Since we've embedded Shindig in our webapps, we want its logging to go  
into our applications' logs. Most of our customers run our  
applications in a dedicated Tomcat instance, but not all of them. We  
have some people who load several applications into one big fat  
Weblogic or WebSphere container. Maybe it's crazy, but it's something  
that we currently support. Unfortunately, this makes VM-global  
configuration a problem, since if someone is running, say both JIRA &  
Confluence in one webapp, and they each embed a copy of Shindig,  
configuring the Shindig loggers at the VM level is going to send some  
messages to the wrong file.

So I'm writing the list to ask:

1. Does anyone have any other suggestions for a better way to handle  
this?

2. Would the Shindig committers be amenable to converting the logging  
code over to log4j or slf4j? (http://www.slf4j.org/) An advantage of  
slf4j is that it can be configured to use either java.util.logging or  
log4j (or other logging frameworks) as the runtime logging  
implementation.

If project members are open to converting to another logging  
framework, I'd be happy to do the work of creating the patch and  
attach it to a JIRA issue.

Cheers,
-- 
Tim Moore

Re: Shindig's use of java.util.logging

[Tim Moore <tm...@atlassian.com>]

On Jun 25, 2009, at 5:32 AM, Vincent Siveton wrote:

> 2009/6/24 Tim Moore <tm...@atlassian.com>:
>> I see that Shindig used to be inconsistent about use of Commons  
>> Logging vs.
>> JUL (https://issues.apache.org/jira/browse/SHINDIG-940) and that the
>
> IMHO SHINDIG-259 was the best solution and it could solve easily your
> problems today, but we decided to use only JUL impl.
> I am open to change the logging uses, as Shinidg remains backward
> compatible about JUL.
>
> I suggest you to create a patch and submit us.

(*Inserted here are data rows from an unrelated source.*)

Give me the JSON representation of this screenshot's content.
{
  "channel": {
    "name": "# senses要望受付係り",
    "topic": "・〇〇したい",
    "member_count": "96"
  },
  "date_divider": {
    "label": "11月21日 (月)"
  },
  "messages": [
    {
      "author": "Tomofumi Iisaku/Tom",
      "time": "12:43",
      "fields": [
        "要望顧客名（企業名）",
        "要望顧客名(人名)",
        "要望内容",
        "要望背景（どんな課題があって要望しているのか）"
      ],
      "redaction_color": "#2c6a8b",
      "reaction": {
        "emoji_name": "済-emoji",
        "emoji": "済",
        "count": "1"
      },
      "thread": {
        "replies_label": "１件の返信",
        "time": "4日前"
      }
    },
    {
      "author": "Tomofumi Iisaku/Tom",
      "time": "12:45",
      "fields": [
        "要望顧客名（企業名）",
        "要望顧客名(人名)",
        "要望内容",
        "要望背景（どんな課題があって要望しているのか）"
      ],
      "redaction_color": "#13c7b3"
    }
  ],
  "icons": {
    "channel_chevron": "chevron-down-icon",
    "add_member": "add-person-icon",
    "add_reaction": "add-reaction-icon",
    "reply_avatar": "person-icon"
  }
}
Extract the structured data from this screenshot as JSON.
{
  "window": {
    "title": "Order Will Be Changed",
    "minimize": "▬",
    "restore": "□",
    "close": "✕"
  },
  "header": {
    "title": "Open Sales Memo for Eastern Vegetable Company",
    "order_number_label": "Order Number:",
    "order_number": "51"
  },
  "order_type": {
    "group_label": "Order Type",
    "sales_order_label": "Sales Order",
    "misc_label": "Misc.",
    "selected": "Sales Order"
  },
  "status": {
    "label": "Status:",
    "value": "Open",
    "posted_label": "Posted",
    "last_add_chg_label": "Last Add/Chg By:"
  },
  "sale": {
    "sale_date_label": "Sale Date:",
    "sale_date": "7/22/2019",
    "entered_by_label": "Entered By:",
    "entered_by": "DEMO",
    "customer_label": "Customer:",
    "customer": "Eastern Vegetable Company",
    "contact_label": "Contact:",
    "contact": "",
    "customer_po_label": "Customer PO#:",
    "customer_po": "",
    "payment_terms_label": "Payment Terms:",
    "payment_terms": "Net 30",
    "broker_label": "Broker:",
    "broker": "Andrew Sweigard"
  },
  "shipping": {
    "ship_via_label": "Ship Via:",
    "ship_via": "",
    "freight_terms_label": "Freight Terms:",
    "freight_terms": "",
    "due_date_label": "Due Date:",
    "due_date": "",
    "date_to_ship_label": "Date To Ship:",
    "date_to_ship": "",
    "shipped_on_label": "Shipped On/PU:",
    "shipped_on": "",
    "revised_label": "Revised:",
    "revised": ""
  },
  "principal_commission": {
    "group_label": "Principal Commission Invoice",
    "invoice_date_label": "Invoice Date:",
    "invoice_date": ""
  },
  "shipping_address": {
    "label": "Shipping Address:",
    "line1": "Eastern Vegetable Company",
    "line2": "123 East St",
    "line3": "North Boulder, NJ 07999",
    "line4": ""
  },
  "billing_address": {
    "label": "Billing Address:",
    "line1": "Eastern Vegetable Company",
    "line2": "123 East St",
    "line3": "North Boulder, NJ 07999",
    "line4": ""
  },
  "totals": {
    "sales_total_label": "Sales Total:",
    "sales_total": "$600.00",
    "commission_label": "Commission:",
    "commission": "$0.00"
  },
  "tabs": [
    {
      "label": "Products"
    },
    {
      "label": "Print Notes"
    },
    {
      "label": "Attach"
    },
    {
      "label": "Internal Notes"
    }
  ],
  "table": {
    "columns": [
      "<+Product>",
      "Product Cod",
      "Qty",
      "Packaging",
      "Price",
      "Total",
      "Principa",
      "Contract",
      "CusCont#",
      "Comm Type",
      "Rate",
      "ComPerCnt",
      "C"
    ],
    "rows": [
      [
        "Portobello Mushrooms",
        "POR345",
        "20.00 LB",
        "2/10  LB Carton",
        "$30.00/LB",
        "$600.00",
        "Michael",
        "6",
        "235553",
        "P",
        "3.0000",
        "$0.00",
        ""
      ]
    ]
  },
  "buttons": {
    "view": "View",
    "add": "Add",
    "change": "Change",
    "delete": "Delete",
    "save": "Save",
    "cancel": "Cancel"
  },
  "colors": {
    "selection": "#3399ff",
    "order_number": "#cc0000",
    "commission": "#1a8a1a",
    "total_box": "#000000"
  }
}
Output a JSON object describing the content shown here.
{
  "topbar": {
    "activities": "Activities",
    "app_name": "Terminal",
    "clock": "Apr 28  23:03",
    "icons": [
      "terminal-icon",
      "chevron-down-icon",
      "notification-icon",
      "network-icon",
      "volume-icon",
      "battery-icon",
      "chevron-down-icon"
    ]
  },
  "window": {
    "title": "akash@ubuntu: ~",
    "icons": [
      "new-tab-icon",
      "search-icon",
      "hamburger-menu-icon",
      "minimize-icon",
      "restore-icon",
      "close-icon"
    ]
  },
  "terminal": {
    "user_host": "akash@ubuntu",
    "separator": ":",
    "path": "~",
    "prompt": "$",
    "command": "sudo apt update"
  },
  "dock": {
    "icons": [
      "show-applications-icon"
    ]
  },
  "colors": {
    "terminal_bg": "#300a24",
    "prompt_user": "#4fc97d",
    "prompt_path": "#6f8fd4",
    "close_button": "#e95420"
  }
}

I am willing to  
> revise it.
> If you have technical addons, dev@ is always open for you!

Thanks, Vincent,

I'll plan on writing a patch that *does not* change from JUL, but does  
abstract Logger creation into a factory bound by Guice so that  
integrators can replace it with another implementation. I'll post the  
patch in a JIRA issue and we can continue discussion from there.

Cheers,
-- Tim

Re: Shindig's use of java.util.logging

[Vincent Siveton <vi...@gmail.com>]

2009/6/24 Tim Moore <tm...@atlassian.com>:
> I see that Shindig used to be inconsistent about use of Commons Logging vs.
> JUL (https://issues.apache.org/jira/browse/SHINDIG-940) and that the

IMHO SHINDIG-259 was the best solution and it could solve easily your
problems today, but we decided to use only JUL impl.
I am open to change the logging uses, as Shinidg remains backward
compatible about JUL.

I suggest you to create a patch and submit us. I am willing to revise it.
If you have technical addons, dev@ is always open for you!

Cheers,

Vincent

Re: Shindig's use of java.util.logging

[Tim Moore <tm...@atlassian.com>]

On Jun 24, 2009, at 3:57 PM, Kevin Brown wrote:

> On Wed, Jun 24, 2009 at 3:49 PM, Tim Moore <tm...@atlassian.com>  
> wrote:
>
>>
>> On Jun 24, 2009, at 2:27 PM, Kevin Brown wrote:
>>
>> -Djava.util.logging.config.class=xxwhatever allows you to specify a
>>> completely different class to do the logging setup, and that class  
>>> can
>>> load
>>> custom handlers. That's what we do internally.
>>>
>>>
>> That's not something we can control from within the webapp.
>
>
> What about System.setProperty?

Ah yeah I thought that the property would only be checked when the  
LogManager is first created, but I see now that you can force it to  
reload the config class by calling LogManager.readConfiguration(). The  
property isn't really even necessary, since you can just call  
readConfiguration with an input stream. Still, it would not be very  
friendly for one app to hijack the logging config for the whole VM.  
And as you mentioned, there's still the problem that loggers are  
identified by class name, and not by instances of class objects, so  
directing logging from the same class in different webapps to the  
right place would still be an issue.

-- Tim

Re: Shindig's use of java.util.logging

[Kevin Brown <et...@google.com>]

On Wed, Jun 24, 2009 at 3:49 PM, Tim Moore <tm...@atlassian.com> wrote:

>
> On Jun 24, 2009, at 2:27 PM, Kevin Brown wrote:
>
>  -Djava.util.logging.config.class=xxwhatever allows you to specify a
>> completely different class to do the logging setup, and that class can
>> load
>> custom handlers. That's what we do internally.
>>
>>
> That's not something we can control from within the webapp.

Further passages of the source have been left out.